Quantas vezes você revisa seus textos antes de sentir que eles estão prontos? Você mostra seus trabalhos para outras pessoas antes de publicá-los?
Eu publiquei até agora apenas um livro “O Sonho do Tempo” (poesia), que saiu ano passado pela editora Patuá. Era inicialmente um compilado de dez anos de pouquíssima produção poética, uma vez que entre “o inútil do fazer e o do não fazer”, eu preferia o inútil do não fazer. Foi justamente a leitura de um amigo-leitor que me obrigou a rever o compilado e a tentar encontrar um caminho melhor, mais consistente, que transformasse o compilado em livro. Outro amigo-leitor deu-me sugestões de mudança e cortes que não acatei – hoje acataria todas.
Então, assim é, do que sei: meus contos – reviso-os apenas uma vez, dou-os por findos e os esqueço; romance – de minha procrastinada experiência, muitas revisões; poesia – tendem a zero as revisões.
Até agora, só dei a conhecer antes da publicação aquilo que já julgava pronto, mas creio que seja um hábito que perderei com o tempo. Essa entrevista, por exemplo, pretendo concluir sem findar, e que alguém a leia, e que eu a revise. (Feito.)
Como é sua relação com a tecnologia? Você escreve seus primeiros rascunhos à mão ou no computador?
No bloco de notas do celular, em geral, e depois direto no computador. Tive alguns caderninhos e muitas notinhas em post-its – maior parte das notinhas eram perguntas e reflexões pretensamente filosóficas, sociológicas etc. Um dia, há uns sete anos, relendo-as, derrubei chá sobre elas e quase nada restou. Antes e depois, também, fui debastando-as, jogando muita coisa fora ou aproveitando para um de meus projetos, o Manual da Procrastinação. A ideia é que não fique pronto nunca (mentira, mas fato é que se arrasta há uns quinze anos). Por isso, criei o Fragmentos do Manual da Procrastinação, que está em andamento, mas também não tenho ideia de quando vou finalizar.
De onde vêm suas ideias? Há um conjunto de hábitos que você cultiva para se manter criativa?
Minhas ideias vêm de paragens que desconheço. Do que posso ter consciência, sei que vêm da minha paixão pela vida, do que dá a substância da vida – o próprio sentir, pensar, senti-pensar em tudo que me provoca, sejam os livros, músicas, filmes (os artefatos humanos); sejam os bichos, as pessoas, as plantas, as pedras (outra espécie de artefato, também humano em certo sentido); sejam os deuses, outros mundos.

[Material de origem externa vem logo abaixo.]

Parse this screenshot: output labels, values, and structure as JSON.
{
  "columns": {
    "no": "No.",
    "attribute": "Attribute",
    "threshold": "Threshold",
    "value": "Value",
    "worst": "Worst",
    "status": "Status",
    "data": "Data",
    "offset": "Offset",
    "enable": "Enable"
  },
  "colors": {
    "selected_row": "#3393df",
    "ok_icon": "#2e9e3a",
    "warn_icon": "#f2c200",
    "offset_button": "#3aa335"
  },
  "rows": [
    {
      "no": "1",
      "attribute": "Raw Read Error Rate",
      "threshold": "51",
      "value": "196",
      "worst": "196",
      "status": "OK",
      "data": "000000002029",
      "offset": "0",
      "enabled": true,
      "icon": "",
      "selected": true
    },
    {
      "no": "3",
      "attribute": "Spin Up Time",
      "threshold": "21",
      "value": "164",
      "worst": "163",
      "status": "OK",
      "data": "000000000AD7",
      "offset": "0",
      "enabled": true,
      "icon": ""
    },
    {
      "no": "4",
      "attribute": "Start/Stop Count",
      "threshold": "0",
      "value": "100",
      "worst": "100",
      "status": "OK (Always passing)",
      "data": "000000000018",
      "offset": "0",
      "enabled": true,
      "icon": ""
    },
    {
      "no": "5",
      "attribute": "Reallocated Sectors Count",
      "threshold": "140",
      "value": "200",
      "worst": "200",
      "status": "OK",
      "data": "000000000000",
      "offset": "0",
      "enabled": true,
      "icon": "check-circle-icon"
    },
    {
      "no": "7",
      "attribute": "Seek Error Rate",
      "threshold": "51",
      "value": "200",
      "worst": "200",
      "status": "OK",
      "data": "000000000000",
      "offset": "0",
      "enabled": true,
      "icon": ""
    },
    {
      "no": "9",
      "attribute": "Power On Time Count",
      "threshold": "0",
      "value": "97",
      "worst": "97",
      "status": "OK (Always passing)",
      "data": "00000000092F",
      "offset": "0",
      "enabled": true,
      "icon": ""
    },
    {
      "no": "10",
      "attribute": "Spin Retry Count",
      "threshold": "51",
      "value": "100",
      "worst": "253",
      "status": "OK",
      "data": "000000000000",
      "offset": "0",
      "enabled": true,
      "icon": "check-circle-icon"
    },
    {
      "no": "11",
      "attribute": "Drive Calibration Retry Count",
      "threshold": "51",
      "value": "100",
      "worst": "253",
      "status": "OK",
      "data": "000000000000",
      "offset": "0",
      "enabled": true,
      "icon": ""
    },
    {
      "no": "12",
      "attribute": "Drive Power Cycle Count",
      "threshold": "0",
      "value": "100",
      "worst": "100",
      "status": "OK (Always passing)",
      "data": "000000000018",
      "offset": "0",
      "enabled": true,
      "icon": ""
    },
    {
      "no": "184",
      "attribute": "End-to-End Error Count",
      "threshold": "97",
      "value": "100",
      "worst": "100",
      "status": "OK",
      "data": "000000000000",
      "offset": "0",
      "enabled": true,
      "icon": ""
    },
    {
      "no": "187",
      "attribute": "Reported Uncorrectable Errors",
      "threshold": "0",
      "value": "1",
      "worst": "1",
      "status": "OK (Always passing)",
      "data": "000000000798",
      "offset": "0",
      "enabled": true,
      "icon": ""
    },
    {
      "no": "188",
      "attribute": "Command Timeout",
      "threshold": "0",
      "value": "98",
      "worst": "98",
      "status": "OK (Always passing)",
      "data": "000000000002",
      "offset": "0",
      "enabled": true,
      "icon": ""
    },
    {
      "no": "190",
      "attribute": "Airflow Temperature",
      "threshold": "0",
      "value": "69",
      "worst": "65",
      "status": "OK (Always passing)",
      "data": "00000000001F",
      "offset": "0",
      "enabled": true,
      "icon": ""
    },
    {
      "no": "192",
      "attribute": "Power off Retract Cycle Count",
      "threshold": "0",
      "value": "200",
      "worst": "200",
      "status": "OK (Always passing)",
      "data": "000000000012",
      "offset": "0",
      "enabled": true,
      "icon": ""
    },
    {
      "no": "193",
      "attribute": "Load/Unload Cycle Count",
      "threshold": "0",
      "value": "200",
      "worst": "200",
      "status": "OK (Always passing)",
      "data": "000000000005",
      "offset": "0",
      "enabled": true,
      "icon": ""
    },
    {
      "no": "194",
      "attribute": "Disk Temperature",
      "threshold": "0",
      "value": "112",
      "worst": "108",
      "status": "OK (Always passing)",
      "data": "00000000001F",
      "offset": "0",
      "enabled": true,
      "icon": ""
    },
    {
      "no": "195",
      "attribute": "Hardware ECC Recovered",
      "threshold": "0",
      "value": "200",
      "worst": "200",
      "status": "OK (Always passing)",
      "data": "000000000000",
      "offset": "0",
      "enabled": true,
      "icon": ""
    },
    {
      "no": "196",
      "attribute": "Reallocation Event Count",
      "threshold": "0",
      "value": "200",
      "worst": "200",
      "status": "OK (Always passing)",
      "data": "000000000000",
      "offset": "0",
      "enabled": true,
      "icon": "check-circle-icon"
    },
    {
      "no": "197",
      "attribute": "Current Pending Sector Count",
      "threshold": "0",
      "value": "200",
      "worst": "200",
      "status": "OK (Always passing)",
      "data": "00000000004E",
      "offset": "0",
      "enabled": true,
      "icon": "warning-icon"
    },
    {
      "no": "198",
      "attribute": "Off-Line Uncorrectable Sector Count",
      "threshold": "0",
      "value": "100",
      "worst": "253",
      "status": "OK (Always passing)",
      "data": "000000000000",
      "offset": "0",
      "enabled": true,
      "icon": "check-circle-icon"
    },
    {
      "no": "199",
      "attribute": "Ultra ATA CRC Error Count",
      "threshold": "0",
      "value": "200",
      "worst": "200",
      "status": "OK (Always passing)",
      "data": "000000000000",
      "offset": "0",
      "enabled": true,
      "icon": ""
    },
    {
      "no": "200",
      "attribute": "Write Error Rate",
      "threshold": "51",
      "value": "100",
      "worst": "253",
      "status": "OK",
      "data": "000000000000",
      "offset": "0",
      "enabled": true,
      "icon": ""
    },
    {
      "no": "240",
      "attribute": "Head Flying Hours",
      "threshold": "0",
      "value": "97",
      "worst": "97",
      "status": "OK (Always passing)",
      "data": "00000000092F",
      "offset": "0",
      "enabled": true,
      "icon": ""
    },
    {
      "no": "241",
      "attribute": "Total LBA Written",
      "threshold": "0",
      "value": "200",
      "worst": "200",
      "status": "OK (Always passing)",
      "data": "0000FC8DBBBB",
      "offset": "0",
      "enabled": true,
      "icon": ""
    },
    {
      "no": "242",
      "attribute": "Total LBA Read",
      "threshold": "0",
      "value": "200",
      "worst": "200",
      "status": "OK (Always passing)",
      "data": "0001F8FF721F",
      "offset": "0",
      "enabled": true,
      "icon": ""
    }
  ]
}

A busca incessante por um fundo mais fundo, a verdade, essa coisa antiga e démodé.
As perguntas me enchem de amor, criar mundos me enche de amor, a matéria densa do amor – um todo muito aceso repleto de delícias e horrores.
No mais das vezes, é preciso coragem para amar, imaginar e criar. É só isso, e é demasiado.
O que você acha que mudou no seu processo de escrita ao longo dos anos? O que você diria a si mesma se pudesse voltar à escrita de seus primeiros textos?
Comecei a escrever e a compor aos dez anos, ao ler “Ficções do Interlúdio/Poemas Completos de Alberto Caeiro”. Queimei tudo dessa época. Continuei a escrever ao longo dos anos, cada vez menos, até chegar ao deserto da criação, que era também o deserto da vida. Eu tentaria influir em mim a fé, a confiança, a aposta na vida e em mim mesma – escrever um livro não é nenhum pecado, eu diria. Coragem, eu diria. Atenção: aprenda a ouvir a si mesma.
Que projeto você gostaria de fazer, mas ainda não começou? Que livro você gostaria de ler e ele ainda não existe?
Muitos projetos. Tenho muito mais projetos curtidos dentro, ruminados ou apenas relances, como pinceladas a esmo, do que iniciados.
Eu ficaria imensamente feliz – imensamente – de ver surgir em breve no Brasil o escritor que em seu próprio tempo e pelos próximos séculos ou milênios, enquanto existirmos, figurará no cânone ocidental, como Clarice Lispector, Dostoiévski ou Dante. Seus livros, que eu quero muito ler, destrincharão e universalizarão a matéria Brasil.